I can't remember the first tactical game I ever played. The first one that stands out in my mind is Tactics Ogre, but I'm sure I dabbled in some NES games without truly knowing what I was doing. What I would never expect growing up though is that Mega Man would get the tactics treatment -- albeit with a simple delivery that only let you manage one unit.

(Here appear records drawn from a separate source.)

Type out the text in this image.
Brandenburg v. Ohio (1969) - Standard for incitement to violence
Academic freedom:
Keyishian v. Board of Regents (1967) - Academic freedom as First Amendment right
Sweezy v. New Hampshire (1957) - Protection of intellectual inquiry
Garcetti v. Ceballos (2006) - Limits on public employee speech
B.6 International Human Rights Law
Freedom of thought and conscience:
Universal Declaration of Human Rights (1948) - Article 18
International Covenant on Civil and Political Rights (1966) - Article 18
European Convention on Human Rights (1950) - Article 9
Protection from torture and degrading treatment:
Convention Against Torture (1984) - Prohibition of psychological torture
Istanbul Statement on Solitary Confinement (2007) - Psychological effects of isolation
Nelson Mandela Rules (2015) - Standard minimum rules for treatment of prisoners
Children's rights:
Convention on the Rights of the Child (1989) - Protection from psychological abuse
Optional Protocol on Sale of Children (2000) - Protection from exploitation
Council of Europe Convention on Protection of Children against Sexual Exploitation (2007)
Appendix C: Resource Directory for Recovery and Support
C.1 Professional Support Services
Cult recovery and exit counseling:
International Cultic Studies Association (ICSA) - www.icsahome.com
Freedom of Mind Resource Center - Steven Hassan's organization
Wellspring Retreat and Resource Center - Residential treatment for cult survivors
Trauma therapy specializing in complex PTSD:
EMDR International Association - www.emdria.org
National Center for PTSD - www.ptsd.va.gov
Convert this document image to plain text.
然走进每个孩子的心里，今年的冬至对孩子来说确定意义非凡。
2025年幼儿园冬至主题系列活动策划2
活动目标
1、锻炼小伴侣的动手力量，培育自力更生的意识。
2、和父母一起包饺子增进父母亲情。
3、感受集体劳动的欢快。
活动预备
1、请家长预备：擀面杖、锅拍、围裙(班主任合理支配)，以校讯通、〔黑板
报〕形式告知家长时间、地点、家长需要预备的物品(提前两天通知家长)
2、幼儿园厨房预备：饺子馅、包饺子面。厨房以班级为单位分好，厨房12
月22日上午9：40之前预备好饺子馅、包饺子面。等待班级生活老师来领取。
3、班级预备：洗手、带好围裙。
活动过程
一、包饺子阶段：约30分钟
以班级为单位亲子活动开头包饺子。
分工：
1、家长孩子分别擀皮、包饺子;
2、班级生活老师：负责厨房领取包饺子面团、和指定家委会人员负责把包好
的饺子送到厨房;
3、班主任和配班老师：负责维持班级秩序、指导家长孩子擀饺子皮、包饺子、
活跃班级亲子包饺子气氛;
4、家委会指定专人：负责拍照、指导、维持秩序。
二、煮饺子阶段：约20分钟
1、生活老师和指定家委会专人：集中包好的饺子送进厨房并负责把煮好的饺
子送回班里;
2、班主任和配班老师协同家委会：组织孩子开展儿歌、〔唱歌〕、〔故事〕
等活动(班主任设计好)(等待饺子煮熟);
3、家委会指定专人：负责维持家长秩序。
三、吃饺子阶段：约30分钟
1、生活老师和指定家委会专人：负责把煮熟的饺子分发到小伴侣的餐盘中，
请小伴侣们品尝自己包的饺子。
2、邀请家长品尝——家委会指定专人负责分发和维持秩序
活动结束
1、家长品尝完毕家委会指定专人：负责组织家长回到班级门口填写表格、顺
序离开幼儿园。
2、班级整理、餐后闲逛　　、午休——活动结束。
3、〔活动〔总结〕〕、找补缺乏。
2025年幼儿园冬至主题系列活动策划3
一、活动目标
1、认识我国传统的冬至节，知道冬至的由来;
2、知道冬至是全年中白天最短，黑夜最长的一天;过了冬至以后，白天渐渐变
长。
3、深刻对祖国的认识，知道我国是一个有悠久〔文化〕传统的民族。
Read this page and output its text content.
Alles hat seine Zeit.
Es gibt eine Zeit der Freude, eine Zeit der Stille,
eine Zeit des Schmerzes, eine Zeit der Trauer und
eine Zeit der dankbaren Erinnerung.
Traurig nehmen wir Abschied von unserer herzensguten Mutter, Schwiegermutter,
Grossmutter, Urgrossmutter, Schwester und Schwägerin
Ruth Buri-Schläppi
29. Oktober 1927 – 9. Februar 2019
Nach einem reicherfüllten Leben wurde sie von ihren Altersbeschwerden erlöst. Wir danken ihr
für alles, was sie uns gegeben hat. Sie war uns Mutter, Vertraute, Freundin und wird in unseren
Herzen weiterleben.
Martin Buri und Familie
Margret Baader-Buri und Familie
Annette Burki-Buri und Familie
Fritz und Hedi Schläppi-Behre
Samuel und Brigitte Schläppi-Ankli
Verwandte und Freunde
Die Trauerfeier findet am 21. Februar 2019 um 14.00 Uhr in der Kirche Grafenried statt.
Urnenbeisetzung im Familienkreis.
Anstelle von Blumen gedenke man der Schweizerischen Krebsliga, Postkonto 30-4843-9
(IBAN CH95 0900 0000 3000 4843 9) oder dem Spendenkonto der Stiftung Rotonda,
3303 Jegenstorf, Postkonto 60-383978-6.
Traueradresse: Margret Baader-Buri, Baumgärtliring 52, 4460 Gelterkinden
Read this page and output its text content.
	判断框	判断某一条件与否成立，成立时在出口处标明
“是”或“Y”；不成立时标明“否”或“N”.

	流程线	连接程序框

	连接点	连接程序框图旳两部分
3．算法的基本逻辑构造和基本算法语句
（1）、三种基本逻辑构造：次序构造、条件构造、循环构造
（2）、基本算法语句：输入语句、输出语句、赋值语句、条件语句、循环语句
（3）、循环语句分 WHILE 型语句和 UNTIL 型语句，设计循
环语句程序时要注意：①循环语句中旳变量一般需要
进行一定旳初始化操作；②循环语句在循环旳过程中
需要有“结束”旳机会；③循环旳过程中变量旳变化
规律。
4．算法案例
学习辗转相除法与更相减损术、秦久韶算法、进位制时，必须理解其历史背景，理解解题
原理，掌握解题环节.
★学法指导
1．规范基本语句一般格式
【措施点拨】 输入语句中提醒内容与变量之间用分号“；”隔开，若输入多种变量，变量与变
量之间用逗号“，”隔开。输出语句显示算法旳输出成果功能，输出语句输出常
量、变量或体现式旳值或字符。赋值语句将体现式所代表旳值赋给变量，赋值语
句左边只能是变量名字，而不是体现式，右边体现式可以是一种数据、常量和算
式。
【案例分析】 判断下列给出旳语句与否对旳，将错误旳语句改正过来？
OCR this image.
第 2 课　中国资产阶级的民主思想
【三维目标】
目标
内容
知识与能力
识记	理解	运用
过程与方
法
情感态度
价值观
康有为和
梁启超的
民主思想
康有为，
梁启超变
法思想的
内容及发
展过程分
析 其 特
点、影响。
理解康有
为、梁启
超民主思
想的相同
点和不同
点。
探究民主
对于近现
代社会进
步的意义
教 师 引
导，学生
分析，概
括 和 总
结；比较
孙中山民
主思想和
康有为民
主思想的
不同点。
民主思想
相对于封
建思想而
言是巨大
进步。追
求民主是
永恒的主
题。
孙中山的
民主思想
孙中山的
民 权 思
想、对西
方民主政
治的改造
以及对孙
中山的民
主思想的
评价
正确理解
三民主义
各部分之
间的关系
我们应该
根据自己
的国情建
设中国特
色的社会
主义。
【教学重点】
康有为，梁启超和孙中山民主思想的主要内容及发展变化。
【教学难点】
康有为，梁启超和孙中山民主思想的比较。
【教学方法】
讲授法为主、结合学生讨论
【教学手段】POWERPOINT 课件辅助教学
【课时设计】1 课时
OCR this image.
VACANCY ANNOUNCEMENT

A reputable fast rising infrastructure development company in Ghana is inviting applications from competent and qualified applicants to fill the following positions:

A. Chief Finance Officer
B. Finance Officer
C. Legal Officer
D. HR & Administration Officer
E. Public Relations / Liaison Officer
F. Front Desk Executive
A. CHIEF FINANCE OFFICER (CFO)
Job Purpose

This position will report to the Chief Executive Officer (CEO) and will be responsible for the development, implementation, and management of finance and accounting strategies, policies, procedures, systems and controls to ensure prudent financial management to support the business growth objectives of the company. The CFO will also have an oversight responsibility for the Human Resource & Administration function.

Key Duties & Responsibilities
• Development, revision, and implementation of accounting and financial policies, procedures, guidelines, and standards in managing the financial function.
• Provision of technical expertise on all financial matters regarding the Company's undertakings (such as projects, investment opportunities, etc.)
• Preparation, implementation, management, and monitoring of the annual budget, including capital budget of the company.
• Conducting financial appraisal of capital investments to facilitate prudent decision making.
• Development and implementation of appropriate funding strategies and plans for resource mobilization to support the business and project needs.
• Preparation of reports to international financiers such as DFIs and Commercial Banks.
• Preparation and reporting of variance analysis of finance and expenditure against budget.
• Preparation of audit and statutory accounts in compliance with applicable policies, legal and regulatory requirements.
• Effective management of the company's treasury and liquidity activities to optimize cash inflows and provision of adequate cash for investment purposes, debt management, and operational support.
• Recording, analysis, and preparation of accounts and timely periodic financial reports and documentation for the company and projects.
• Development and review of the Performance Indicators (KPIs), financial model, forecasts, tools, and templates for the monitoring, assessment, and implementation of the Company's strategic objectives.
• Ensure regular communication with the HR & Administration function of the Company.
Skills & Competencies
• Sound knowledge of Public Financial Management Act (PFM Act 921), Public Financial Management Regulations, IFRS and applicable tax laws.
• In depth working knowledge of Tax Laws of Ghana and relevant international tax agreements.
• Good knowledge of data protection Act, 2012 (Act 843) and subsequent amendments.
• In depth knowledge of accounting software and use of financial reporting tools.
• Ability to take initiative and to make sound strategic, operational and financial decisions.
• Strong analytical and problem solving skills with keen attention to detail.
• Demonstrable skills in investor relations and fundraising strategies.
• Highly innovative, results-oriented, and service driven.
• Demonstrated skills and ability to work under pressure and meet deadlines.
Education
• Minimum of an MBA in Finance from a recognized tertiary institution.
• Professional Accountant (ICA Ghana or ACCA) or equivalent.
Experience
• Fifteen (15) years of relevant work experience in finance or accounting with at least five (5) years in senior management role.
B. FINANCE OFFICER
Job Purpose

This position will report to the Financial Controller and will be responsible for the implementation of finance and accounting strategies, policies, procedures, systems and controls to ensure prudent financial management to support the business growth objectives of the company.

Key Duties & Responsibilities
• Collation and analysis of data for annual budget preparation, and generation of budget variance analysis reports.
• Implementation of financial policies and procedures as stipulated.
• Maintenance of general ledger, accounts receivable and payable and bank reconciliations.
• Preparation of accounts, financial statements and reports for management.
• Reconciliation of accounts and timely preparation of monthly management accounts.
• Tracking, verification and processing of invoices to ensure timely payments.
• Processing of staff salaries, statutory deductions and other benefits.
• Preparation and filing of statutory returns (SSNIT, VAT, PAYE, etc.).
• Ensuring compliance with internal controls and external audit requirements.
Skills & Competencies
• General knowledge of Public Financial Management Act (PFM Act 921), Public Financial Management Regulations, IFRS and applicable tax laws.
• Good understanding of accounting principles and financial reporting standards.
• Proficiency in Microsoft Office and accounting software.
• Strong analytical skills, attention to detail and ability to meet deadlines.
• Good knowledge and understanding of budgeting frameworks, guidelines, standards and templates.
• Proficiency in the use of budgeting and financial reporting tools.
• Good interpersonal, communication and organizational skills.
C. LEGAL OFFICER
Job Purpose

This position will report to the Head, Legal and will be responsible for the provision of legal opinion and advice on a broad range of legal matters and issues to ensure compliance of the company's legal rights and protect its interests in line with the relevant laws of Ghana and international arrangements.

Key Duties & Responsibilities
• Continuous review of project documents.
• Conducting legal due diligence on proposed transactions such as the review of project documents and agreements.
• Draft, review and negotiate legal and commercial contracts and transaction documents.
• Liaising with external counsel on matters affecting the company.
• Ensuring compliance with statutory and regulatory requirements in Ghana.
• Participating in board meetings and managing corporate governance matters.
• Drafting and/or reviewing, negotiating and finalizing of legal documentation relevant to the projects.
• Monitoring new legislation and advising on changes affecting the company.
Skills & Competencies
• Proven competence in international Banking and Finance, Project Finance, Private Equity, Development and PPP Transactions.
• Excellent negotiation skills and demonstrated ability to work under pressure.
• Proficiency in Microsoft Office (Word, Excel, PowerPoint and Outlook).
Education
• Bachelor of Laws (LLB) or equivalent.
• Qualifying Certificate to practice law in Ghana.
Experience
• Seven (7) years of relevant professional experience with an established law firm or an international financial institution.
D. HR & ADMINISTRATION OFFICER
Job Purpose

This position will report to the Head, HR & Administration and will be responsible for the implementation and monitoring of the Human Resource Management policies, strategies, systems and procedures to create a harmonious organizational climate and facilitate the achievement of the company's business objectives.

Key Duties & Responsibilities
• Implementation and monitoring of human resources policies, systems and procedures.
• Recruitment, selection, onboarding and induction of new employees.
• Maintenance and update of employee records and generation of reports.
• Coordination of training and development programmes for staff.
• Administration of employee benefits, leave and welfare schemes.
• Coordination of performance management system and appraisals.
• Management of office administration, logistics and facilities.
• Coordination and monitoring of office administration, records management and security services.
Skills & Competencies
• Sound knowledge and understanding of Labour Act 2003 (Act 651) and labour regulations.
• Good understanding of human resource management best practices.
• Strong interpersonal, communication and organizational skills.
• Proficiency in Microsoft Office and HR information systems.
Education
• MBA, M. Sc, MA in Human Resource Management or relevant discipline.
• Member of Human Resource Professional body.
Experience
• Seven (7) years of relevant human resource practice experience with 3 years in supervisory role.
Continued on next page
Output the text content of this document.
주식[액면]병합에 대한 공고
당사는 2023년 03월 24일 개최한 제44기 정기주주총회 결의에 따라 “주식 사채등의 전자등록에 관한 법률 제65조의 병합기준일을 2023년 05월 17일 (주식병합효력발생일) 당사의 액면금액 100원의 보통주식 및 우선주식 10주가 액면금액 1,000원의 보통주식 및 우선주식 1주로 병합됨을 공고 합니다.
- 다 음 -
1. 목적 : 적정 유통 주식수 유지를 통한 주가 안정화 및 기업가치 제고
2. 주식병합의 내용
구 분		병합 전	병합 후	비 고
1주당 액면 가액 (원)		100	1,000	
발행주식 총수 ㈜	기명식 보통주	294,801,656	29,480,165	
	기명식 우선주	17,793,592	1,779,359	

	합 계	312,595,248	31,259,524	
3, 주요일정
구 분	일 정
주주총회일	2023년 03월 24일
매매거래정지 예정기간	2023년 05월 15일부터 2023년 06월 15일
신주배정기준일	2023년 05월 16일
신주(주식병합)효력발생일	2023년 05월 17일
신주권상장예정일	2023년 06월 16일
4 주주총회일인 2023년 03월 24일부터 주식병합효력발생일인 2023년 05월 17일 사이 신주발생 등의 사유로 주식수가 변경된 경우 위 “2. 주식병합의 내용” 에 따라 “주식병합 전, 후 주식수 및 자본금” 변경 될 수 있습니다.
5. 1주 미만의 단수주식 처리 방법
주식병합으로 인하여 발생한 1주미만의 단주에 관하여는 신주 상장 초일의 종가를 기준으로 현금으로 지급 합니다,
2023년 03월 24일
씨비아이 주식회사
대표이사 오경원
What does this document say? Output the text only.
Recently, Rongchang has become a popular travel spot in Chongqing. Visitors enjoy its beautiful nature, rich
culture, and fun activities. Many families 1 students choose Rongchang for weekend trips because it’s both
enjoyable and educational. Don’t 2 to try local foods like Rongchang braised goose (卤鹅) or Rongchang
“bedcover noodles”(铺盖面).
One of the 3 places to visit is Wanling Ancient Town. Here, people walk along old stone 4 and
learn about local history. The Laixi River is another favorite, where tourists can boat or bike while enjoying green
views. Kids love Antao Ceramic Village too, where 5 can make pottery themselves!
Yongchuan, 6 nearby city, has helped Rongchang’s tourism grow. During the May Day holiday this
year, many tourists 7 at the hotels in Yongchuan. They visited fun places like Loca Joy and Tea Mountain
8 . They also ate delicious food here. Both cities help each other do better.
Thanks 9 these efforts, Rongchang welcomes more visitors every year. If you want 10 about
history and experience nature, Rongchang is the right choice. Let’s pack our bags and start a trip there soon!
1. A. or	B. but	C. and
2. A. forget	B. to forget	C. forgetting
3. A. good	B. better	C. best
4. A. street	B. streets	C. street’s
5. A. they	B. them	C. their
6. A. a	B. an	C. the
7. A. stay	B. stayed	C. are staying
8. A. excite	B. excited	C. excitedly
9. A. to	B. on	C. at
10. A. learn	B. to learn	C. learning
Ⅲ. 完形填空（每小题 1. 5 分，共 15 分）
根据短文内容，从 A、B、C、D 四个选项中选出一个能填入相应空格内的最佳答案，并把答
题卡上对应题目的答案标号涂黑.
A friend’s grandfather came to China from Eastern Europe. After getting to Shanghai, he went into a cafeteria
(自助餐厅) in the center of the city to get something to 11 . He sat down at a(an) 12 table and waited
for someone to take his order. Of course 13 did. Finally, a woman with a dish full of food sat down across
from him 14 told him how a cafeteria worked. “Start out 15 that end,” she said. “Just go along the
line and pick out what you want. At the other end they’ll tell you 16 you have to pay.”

That unit is none other than MegaMan.EXE, a new character that inhabits a brand new world within the series Mega Man Battle Network. If you haven't had a chance to play this sub-franchise before, the newest Wii U release is a perfect time to do so.
Mega Man Battle Network (Game Boy Advance)
Mega Man Battle Network's setup is rather simple, and requires zero previous knowledge of any other Mega Man game. You play the role of Lan, a fifth grader that has a digital friend in the form of MegaMan.EXE -- a "program" of sorts called a NetNavi that can explore and do battle on the "Net" -- which is essentially the internet as we know it.
The only problem is that cybercrime is at an all-time high in this universe, to the point where a global criminal organization called the "WWW" is running amok, causing all sorts of havoc both in the real world and online. Lan starts out on a small-scale narrative involving his local town, engaging in digital skirmishes with his friends and conversing with his father -- a lead researcher on NetNavi technology. Of course, Lan and MegaMan get mixed up in the overarching plot, which brings in a new variant of the Dr. Wily character, as well as Proto Man, and a few other fan favorites.
It's a very interesting way to take the core Mega Man character designs and turn them on their head, as familiar faces like Guts Man show up as boss fights -- but said Robot Masters are done in a completely different style that's unique to Battle Network. The story is very hamfisted despite its serious implications, but I loved exploring the game's world and meeting its characters.
Actual combat is very simple to pick up and play as well, since it involves action, RPG, and tactical elements all mixed into one easy-to-read grid-based system. Essentially, you'll take advantage of different "Battle Chips," which are like "cards" that you can collect and customize in a deck of sorts. Although you can use your buster cannon by default, your chips are truly how you're going to do most of your damage, and choosing your setup can be extremely crucial to your success.
Whether you try to stack damage, mix health and defense, or bring chips that have a higher risk-reward factor is entirely up to you, and there are tons of different combinations to experiment with. Each subsequent game would add more depth to the combat as time went on, but as a foundation of the series, the first Battle Network still holds up even to this day. The only particularly dated element is the random battle mechanic that you'll encounter inside the Net.
Mega Man fans will get a kick out of finding the newest Robot Master and discovering all the new redesigns, but anyone can enjoy it. Even if you don't like Mega Man games, Battle Network is a great way to acclimate yourself to tactical games, and genre veterans will enjoy the customization elements.